Scarlett Johanssons Stimme wäre nur ein Produkt, für das wir bezahlen könnten, um ein anderes zu verkaufen. Zumindest implizieren das Sam Altman und seine neue Version von ChatGPT, da er uns „trösten“ wollte, indem er Hollywood aufpeppte, und der Star wurde wütend. Eine verdiente Tracht Prügel und eine Kontroverse, die nicht frei von Traurigkeit ist.

„Wir stellen uns eine Zukunft vor, in der jeder Musik machen kann.“ Es war nicht David Guetta, der diesen Satz sagte, sondern Mikey Shulman, Mitbegründer und CEO von Suno. Sein Unternehmen hat gerade 125 Millionen Dollar eingesammelt. Mit Suno müssen wir nur ein paar Schlüsselwörter eingeben, um in nur sechs Sekunden einen Song zu „komponieren“.

Wir wissen es, wir haben es einfach versucht.

Urteil? Das ist Quatsch. Eine unglückliche Mischung aus Natasha St-Pier, einem Kinderreim, der schlecht endet, und einem nicht verstopften Waschbecken. Aber technisch funktioniert es.

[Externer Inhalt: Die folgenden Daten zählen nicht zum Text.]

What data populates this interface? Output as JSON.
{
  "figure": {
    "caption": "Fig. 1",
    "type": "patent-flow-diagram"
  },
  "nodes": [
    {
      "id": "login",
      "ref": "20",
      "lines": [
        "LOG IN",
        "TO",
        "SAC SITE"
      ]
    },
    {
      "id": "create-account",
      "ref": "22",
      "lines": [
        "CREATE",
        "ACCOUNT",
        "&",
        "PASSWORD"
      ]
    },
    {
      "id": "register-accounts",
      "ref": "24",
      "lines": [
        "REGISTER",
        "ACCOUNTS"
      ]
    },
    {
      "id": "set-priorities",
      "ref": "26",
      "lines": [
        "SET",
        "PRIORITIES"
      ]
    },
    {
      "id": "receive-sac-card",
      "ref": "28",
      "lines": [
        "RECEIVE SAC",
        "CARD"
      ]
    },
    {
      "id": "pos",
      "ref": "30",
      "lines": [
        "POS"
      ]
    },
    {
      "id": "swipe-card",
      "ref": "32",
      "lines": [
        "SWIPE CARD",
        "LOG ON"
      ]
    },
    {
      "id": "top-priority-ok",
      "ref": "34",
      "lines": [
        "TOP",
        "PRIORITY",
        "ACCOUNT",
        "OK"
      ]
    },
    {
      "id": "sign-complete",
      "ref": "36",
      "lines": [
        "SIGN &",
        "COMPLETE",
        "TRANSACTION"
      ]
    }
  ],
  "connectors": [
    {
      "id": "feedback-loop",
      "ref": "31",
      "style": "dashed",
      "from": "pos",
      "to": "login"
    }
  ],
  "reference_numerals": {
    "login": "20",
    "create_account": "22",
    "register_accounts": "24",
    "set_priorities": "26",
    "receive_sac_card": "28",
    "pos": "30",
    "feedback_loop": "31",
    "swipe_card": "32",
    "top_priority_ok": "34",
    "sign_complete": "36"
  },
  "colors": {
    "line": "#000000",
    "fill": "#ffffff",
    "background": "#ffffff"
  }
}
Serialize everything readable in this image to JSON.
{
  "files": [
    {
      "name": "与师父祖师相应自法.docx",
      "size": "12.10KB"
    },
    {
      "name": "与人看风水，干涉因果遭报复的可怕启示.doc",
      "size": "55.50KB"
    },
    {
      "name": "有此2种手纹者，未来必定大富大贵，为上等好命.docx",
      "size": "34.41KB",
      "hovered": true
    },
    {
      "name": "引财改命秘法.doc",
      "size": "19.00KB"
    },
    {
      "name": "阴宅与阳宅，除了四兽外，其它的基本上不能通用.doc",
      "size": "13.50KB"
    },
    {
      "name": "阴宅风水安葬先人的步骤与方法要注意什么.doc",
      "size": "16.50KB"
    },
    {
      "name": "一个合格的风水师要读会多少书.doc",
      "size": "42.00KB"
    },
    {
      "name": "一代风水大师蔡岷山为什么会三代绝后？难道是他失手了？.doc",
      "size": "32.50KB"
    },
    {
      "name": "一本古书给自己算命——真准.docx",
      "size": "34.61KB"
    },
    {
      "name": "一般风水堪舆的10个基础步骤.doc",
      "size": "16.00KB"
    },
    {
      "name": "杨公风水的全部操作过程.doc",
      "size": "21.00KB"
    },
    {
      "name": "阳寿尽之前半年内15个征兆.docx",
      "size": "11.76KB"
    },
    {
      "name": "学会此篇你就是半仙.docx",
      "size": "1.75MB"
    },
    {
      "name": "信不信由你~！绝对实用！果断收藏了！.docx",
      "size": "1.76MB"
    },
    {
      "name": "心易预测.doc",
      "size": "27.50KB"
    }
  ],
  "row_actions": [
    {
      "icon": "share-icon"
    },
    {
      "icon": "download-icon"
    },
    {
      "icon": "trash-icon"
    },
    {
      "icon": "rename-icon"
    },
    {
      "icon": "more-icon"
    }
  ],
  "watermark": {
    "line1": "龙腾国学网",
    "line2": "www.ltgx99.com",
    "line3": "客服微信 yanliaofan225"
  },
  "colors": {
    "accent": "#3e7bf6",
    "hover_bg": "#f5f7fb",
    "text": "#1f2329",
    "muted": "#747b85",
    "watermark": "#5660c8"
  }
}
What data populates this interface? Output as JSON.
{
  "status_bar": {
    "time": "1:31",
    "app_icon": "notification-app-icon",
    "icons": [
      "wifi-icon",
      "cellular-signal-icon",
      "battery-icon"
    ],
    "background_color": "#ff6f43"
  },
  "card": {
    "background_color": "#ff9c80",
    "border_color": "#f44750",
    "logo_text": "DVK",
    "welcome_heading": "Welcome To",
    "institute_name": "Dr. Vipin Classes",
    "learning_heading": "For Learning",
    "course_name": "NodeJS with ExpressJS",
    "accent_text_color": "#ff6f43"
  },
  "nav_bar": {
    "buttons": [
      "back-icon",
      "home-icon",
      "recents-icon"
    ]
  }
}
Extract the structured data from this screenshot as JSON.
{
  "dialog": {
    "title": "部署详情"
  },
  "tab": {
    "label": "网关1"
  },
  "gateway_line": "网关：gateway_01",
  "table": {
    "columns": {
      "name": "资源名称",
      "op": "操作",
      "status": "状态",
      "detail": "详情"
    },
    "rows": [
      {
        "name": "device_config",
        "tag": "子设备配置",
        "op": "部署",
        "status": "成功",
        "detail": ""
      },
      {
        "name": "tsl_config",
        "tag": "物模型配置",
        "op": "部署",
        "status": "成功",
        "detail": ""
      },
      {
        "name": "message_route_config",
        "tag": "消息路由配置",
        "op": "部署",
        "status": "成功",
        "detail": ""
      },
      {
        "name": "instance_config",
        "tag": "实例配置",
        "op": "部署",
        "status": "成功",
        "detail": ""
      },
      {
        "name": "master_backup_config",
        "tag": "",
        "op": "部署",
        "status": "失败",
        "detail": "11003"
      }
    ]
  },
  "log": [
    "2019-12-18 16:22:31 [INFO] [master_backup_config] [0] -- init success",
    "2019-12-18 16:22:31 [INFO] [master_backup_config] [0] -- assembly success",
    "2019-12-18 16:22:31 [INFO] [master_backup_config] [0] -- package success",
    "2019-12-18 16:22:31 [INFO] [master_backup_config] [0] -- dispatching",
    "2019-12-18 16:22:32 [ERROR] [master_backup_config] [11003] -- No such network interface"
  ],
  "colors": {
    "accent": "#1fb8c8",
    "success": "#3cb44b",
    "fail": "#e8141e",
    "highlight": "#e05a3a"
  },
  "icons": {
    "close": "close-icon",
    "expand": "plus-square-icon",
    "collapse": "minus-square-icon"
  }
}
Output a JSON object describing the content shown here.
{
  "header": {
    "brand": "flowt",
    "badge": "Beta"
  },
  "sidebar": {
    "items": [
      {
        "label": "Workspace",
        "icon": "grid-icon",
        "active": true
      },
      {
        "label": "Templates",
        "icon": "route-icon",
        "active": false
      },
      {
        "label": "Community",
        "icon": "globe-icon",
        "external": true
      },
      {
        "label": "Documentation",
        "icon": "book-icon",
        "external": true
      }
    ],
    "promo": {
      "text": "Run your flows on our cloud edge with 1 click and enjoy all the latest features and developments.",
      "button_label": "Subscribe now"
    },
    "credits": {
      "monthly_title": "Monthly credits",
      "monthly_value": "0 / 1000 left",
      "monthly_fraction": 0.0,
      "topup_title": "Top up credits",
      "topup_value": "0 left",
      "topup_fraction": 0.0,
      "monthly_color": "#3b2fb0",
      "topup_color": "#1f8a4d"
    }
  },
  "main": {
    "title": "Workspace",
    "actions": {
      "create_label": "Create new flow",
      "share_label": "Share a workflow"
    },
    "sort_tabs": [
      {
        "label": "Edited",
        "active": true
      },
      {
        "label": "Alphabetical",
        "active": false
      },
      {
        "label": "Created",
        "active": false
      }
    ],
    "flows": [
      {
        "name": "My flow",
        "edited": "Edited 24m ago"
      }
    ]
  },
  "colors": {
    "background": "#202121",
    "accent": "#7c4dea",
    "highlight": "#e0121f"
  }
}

Die betreffenden Schlüsselwörter:

„Ein Pop-Refrain, der von einer romantischen Trennung erzählt, mit einer Frauenstimme“

Willst du zuhören? Es ist hier.

In derselben Woche erfuhren wir, dass der Chef von ChatGPT versucht hat, den Stempel der Schauspielerin Scarlett Johansson zu kaufen, um einer dieser Stimmen, die es nie geben wird, eine kleine Seele zu verleihen. Nach „sorgfältiger Überlegung“ und einem Angebot, das man sich durchaus als großzügig vorstellen kann, weigerte sie sich (mehrmals), ihre ganz besondere Prägung in einer Maschine zu begraben, über die wir nichts wissen.

War Sam Altman beleidigt? War es ihm einfach egal? Doch als Scarlett die x-te neue Version von ChatGPT enthüllte, erkannten Menschen in Scarletts Umfeld sie in der virtuellen Kehle von jemandem namens Sky. Als würde er sich selbst ins Bein schießen, veröffentlichte der künstliche Guru ein einfaches „Sie“ auf der X-Plattform, um die Veröffentlichung seines Spielzeugs zu feiern.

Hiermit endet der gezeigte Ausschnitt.